He only watched as she turned and walked toward the exit, leaving him standing in the middle of the bar with nothing but the echo of their dance and the chaos she’d set loose inside him.
He didn’t understand what the hell was happening to him.
Why he felt this way around her, why she unraveled him so easily.
CHAPTER 53
The heat pressed down from early morning. The air was thick, humid, and clinging to the skin. Nina stood in the shade of a white tent the volunteers had set up near the finish line, handing out water to the marathon runners. The race was a fundraiser for cardiac rehabilitation for children—something far more personal to her than just another charity event. She knew all too well what it meant to fight for someone’s health.
The plastic bottles had long since lost their chill, but the runners still accepted them gratefully. Sweat streamed down their faces, their shirts stuck to their backs, their breath came ragged—yet none of them stopped. Each fought for their next yard.
Nina picked up another bottle. Her fingers felt the thin sheen of moisture on the plastic. She extended it toward the next runner, and as his fingers brushed hers, she automatically lifted her gaze.

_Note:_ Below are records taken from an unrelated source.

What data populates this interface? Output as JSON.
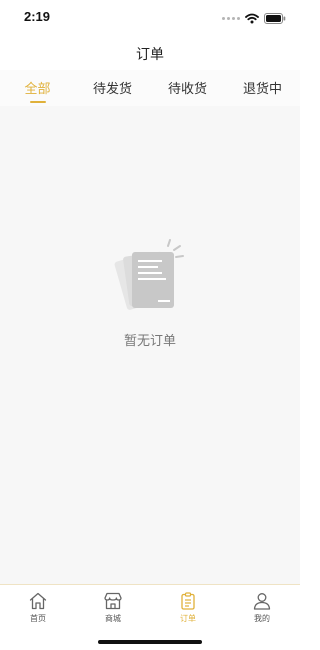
{
  "status_bar": {
    "time": "2:19",
    "icons": [
      "cellular-dots-icon",
      "wifi-icon",
      "battery-icon"
    ]
  },
  "nav": {
    "title": "订单"
  },
  "tabs": [
    {
      "label": "全部",
      "active": true
    },
    {
      "label": "待发货",
      "active": false
    },
    {
      "label": "待收货",
      "active": false
    },
    {
      "label": "退货中",
      "active": false
    }
  ],
  "empty_state": {
    "message": "暂无订单",
    "icon": "empty-order-documents-icon"
  },
  "tab_bar": {
    "items": [
      {
        "label": "首页",
        "icon": "home-icon",
        "active": false
      },
      {
        "label": "商城",
        "icon": "store-icon",
        "active": false
      },
      {
        "label": "订单",
        "icon": "order-clipboard-icon",
        "active": true
      },
      {
        "label": "我的",
        "icon": "user-icon",
        "active": false
      }
    ]
  },
  "colors": {
    "accent": "#e0b13a",
    "background": "#f7f7f7",
    "text": "#333333",
    "muted_text": "#777777"
  }
}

For a second—maybe two—time stopped.
Jasper stood in front of her.
His breath came hard and fast, his chest rising and falling in a sharp rhythm. His face was flushed from the run, hair tousled, sweat beading at his temples. But most dangerous of all was his look. It caught her, held her, and in that instant, the noise around them faded away. It was like they were back in the dim bar, slow jazz pulsing, nothing existing except the way he looked at her.

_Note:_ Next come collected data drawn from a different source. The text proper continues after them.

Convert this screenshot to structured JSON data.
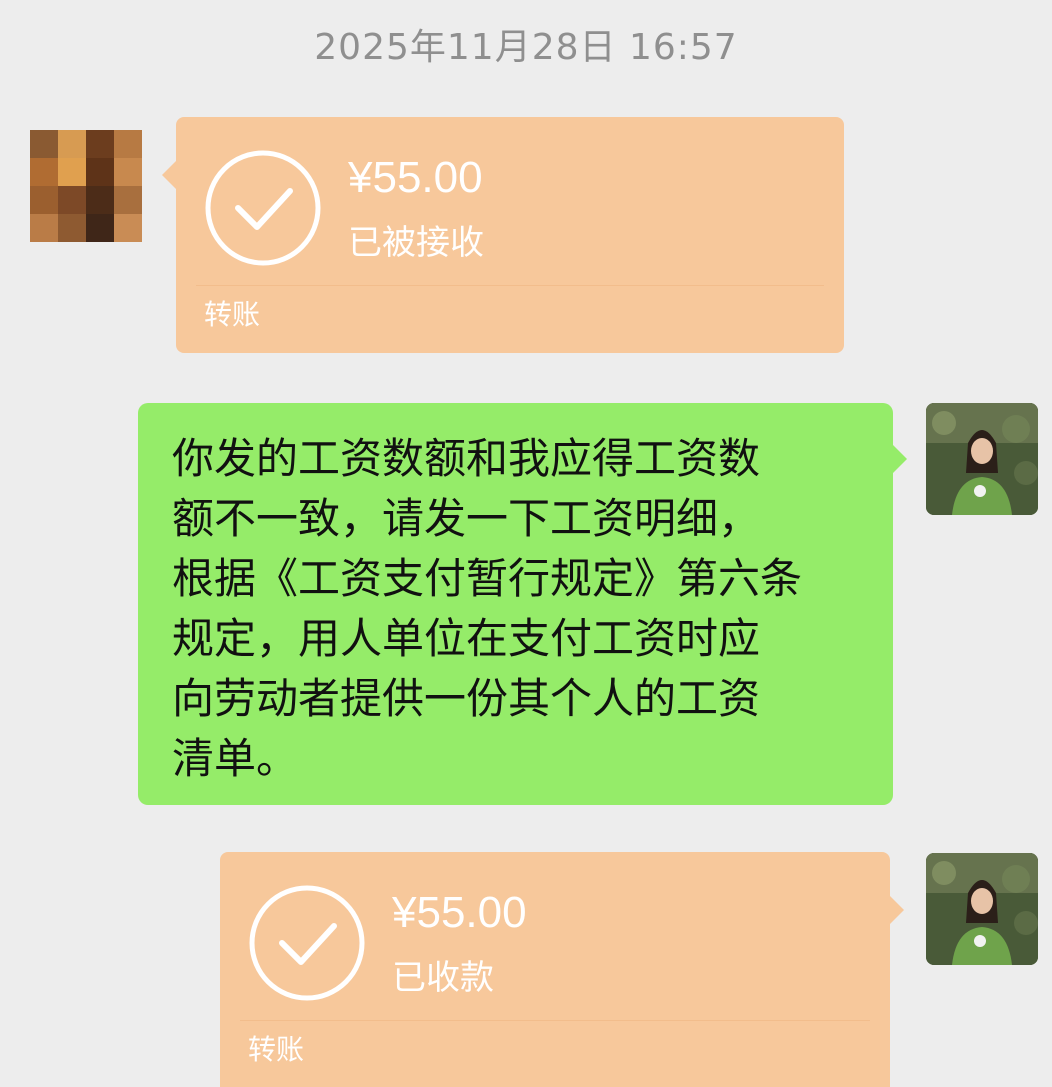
{
  "chat": {
    "timestamp": "2025年11月28日 16:57",
    "messages": [
      {
        "sender": "contact",
        "type": "transfer",
        "amount": "¥55.00",
        "status": "已被接收",
        "label": "转账",
        "color": "#f7c89b"
      },
      {
        "sender": "self",
        "type": "text",
        "lines": [
          "你发的工资数额和我应得工资数",
          "额不一致，请发一下工资明细，",
          "根据《工资支付暂行规定》第六条",
          "规定，用人单位在支付工资时应",
          "向劳动者提供一份其个人的工资",
          "清单。"
        ],
        "color": "#95ec69"
      },
      {
        "sender": "self",
        "type": "transfer",
        "amount": "¥55.00",
        "status": "已收款",
        "label": "转账",
        "color": "#f7c89b"
      }
    ]
  },
  "icons": {
    "check_icon": "check-circle-icon",
    "contact_avatar": "pixelated-avatar",
    "self_avatar": "photo-avatar"
  }
}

Her fingers were still touching his. She felt the warmth of the plastic heating between them.
Jasper looked away first. He jerked the bottle from her hand and stepped back. Nina’s throat tightened; her breath stumbled. She wanted to say something, anything, but no words came. He glanced at her again—briefly—and his eyes held something like surprise, tension… maybe regret?
Or she imagined it.
What was wrong with her?
Why did his presence strip her defenses so easily?
She inhaled deeply, steadying her breath, reached for another bottle, and handed it to the next runner. But her thoughts drifted back—to the bar, to their strange dance, to the kiss that almost happened.
“You’re here too?” she heard herself say suddenly, as if someone else had spoken for her.“Didn’t expect to see you.”
He looked up at her. His breathing had almost evened out, his expression relaxed—but his eyes were still too tight, almost troubled.
“I run every year,” he said simply.“It’s atradition.”
Her mouth felt dry.
“I volunteer every year,” she replied, passing water to an exhausted runner.“Strange we’ve never crossed paths.”
It truly was strange. They could have walked past each other for years without noticing. And fate brought them together only when she’d been at the darkest point of her life. As if it had all been inevitable.
Jasper lifted a brow.
“Maybe you were just trying not to notice me,” he said with a faint smirk. But something sharp flickered behind his eyes, the same tension that made her chest tighten painfully.
They fell silent.
Just stared at each other.
And the air between them grew dense, almost palpable, the same heaviness as in the bar. The same slow pull that made her want to step closer and run away at the same time.
Nina offered another bottle to a runner. But Jasper was still there. Still not leaving.
“Lynn’s here too,” he said suddenly, taking a sip from his bottle.“Somewhere behind me. We bet who’d finish first. Looks like I won.”
Nina forced a small smile. And again came that cold pinch under her ribs—that instinct to avoid, escape, hide. She still didn’t know how to look Lynn in the eye.